Surprise Scoring¶
every memory gets a novelty score at write time. novel memories get importance boosted, redundant ones get flagged.
how it works¶
before inserting a new memory, compute k-NN (k=5) cosine distance against all existing embeddings:
- find the 5 nearest neighbors (via ANN index or brute-force fallback)
- compute mean distance to those neighbors
- map through sigmoid:
surprise = 1 / (1 + exp(-10 * (mean_distance - 0.35))) - derive importance modifier:
(surprise - 0.5) * 0.6→ range [-0.3, +0.3]
output¶
{
"surprise": 0.85, # 0-1, higher = more novel
"nearest_distance": 0.49, # cosine distance to closest neighbor
"nearest_id": "abc-123", # most similar existing memory
"is_duplicate": False, # True if nearest_distance < 0.08
"k_distances": [0.49, 0.52, 0.55, 0.58, 0.61],
"importance_modifier": +0.21 # additive adjustment
}
importance adjustment¶
- surprise=0.85, base=0.7 → adjusted=0.91 (novel, boosted)

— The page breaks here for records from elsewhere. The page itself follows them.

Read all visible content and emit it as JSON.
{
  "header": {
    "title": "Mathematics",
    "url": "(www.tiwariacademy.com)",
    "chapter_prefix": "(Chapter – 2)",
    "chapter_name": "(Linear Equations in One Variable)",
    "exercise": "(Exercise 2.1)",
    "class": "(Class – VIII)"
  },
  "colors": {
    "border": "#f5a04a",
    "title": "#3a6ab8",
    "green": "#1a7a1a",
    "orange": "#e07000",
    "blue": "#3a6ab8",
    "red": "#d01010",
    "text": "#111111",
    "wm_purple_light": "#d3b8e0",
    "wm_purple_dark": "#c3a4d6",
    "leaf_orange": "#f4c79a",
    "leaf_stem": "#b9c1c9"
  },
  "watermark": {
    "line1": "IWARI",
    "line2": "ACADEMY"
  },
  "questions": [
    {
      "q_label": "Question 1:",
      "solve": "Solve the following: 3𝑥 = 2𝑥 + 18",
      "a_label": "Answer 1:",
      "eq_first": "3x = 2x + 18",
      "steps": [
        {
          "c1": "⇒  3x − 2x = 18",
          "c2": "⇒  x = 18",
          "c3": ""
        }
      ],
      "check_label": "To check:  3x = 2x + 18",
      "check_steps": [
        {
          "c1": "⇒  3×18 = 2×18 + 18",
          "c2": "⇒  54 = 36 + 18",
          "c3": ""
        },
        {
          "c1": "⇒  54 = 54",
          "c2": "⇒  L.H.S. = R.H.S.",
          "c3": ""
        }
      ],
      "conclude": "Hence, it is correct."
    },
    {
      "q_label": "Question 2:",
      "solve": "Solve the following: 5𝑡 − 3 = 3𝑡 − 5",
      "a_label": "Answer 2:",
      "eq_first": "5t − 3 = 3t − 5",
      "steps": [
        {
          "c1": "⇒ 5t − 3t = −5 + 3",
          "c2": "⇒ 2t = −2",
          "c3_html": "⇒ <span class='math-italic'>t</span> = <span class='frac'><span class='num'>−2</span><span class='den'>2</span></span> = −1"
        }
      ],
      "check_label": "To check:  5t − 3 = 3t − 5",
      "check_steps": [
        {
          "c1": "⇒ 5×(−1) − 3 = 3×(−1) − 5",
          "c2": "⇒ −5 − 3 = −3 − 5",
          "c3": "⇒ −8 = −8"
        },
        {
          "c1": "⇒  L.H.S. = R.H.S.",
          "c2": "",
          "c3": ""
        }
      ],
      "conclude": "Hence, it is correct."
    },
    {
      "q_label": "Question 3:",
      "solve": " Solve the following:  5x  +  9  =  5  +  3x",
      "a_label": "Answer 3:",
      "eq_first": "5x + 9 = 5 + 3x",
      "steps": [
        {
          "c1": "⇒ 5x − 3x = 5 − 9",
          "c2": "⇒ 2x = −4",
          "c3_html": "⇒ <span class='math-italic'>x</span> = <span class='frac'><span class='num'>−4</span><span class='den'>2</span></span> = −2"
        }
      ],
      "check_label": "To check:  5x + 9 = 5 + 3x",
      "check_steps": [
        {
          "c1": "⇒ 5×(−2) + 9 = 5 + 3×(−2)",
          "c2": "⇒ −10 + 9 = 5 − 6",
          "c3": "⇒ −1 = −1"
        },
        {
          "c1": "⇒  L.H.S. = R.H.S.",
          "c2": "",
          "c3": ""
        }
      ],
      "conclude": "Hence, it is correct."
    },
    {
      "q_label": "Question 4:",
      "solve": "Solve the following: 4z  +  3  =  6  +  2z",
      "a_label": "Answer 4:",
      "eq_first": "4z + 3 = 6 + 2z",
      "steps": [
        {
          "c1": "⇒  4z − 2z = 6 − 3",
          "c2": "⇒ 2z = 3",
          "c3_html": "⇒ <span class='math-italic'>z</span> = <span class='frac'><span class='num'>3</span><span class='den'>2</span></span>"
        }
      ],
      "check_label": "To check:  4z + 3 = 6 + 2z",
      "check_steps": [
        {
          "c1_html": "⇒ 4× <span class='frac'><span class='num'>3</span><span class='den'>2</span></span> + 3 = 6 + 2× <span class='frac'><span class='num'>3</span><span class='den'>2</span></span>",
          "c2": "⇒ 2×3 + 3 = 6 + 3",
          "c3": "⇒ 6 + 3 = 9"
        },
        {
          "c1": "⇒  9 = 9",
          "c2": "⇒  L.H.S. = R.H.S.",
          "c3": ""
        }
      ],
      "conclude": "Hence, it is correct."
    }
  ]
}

- surprise=0.15, base=0.7 → adjusted=0.49 (redundant, reduced)
duplicate detection¶
if nearest distance < 0.08 (cosine similarity > 0.92), the memory is flagged as a potential duplicate. it still gets stored, but with reduced importance and a warning in the response.
the sigmoid curve¶
the midpoint is 0.35 and steepness is 10.0. most memories cluster around 0.2-0.5 mean distance. the curve maps:
- distance < 0.2 → surprise ≈ 0.0 (very redundant)
- distance ≈ 0.35 → surprise = 0.5 (neutral)
- distance > 0.5 → surprise ≈ 1.0 (very novel)
inspiration¶
from the Titans paper (Behrouz et al., Google) where memory updates are proportional to the gradient of the loss function — surprise.
key file¶
engram/surprise.py — compute_surprise() and adjust_importance()